Lenin Moreno, hombre leal a sus principios y al de la nación, sigue desenmascarando con mucha sutileza a ese grupo de oportunistas de “izquierda” que quieren obstaculizar su verdadera revolución ; así mismo, frontalmente ha demostrado que quiere desvincularse de ese dogmatismo doctrinario del correismo, quien irresponsablemente nos ha llevado a esta profunda crisis, al delegar a Jorge Glas en los sectores estratégicos del desarrollo económico nacional, un sujeto de ADN obscuro cuestionado por todos los sectores honestos del país; también con inteligencia denuncia la actividad fraccional y anti partidista, oculta tras una chillona fraseología de un proyecto político ultra revolucionario para los más pobres, pero con una mente cerrada para combatir la red de corrupción generada en la década ganada de Correa y sus acólitos.
La relación entre dos líderes políticos opuestos, ha sido una relación de intensa lucha ideológica de calificativos groseros en el seno de un mismo partido que nos gobierna con mucha reserva. Además de descubrir la contradicción entre la forma de gobernar de Correa y Moreno como detonante principal y determinante cuando han pasado los primeros cien días de gestión, pudieron abrir las puertas para ver por dentro al famoso movimiento Alianza País convertirse en la mansión ladronera del socialismo del siglo XXI.

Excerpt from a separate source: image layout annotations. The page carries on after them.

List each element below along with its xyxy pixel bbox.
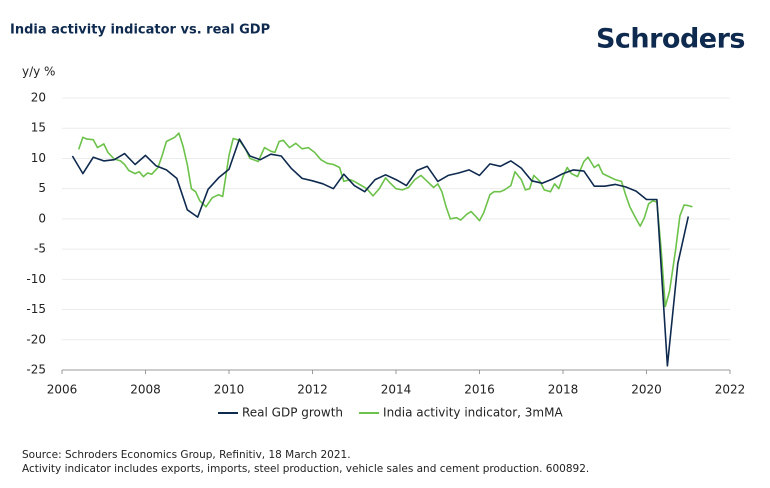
x-tick-label: 2008	[130, 383, 161, 397]
x-tick-label: 2010	[214, 383, 245, 397]
y-tick-label: -15	[26, 302, 46, 316]
x-tick-label: 2006	[47, 383, 78, 397]
legend-label: Real GDP growth	[242, 406, 343, 420]
series-line	[71, 138, 690, 367]
source-note: Source: Schroders Economics Group, Refin…	[22, 449, 351, 461]
source-note: Activity indicator includes exports, imp…	[22, 463, 589, 475]
logo: Schroders	[596, 24, 745, 55]
legend-label: India activity indicator, 3mMA	[383, 406, 563, 420]
y-tick-label: 5	[38, 181, 46, 195]
x-tick-label: 2016	[464, 383, 495, 397]
y-tick-label: -5	[34, 242, 46, 256]
y-tick-label: 10	[31, 151, 46, 165]
y-tick-label: -20	[26, 332, 46, 346]
x-tick-label: 2022	[715, 383, 746, 397]
y-tick-label: -25	[26, 363, 46, 377]
chart-title: India activity indicator vs. real GDP	[10, 23, 270, 38]
y-tick-label: 15	[31, 121, 46, 135]
y-tick-label: 20	[31, 91, 46, 105]
x-tick-label: 2018	[548, 383, 579, 397]
y-tick-label: -10	[26, 272, 46, 286]
x-tick-label: 2012	[297, 383, 328, 397]
x-tick-label: 2020	[631, 383, 662, 397]
x-tick-label: 2014	[381, 383, 412, 397]
y-tick-label: 0	[38, 211, 46, 225]
y-axis-label: y/y %	[22, 65, 55, 79]
series-line	[77, 132, 693, 308]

Señor Presidente, si de verdad quiere una cirugía mayor a la corrupción, convoque urgente una consulta popular para que el mandante con su voto destierre a esos grupos mafiosos de control dirigidos por Correa y que permitieron se enraíce la impunidad y campee la corrupción como cosa normal en las instituciones públicas. El respaldo incondicional de todos los ciudadanos conscientes y patriotas a sus francas decisiones, desplegaremos una movilización general y las veces que sea necesario hasta derrotar definitivamente el continuismo monstruoso del pensamiento hostil de Correa, enemigo de los fundamentos democráticos y las libertades que los ecuatorianos amamos de corazón. ¡VIVA LA PATRIA LIBRE!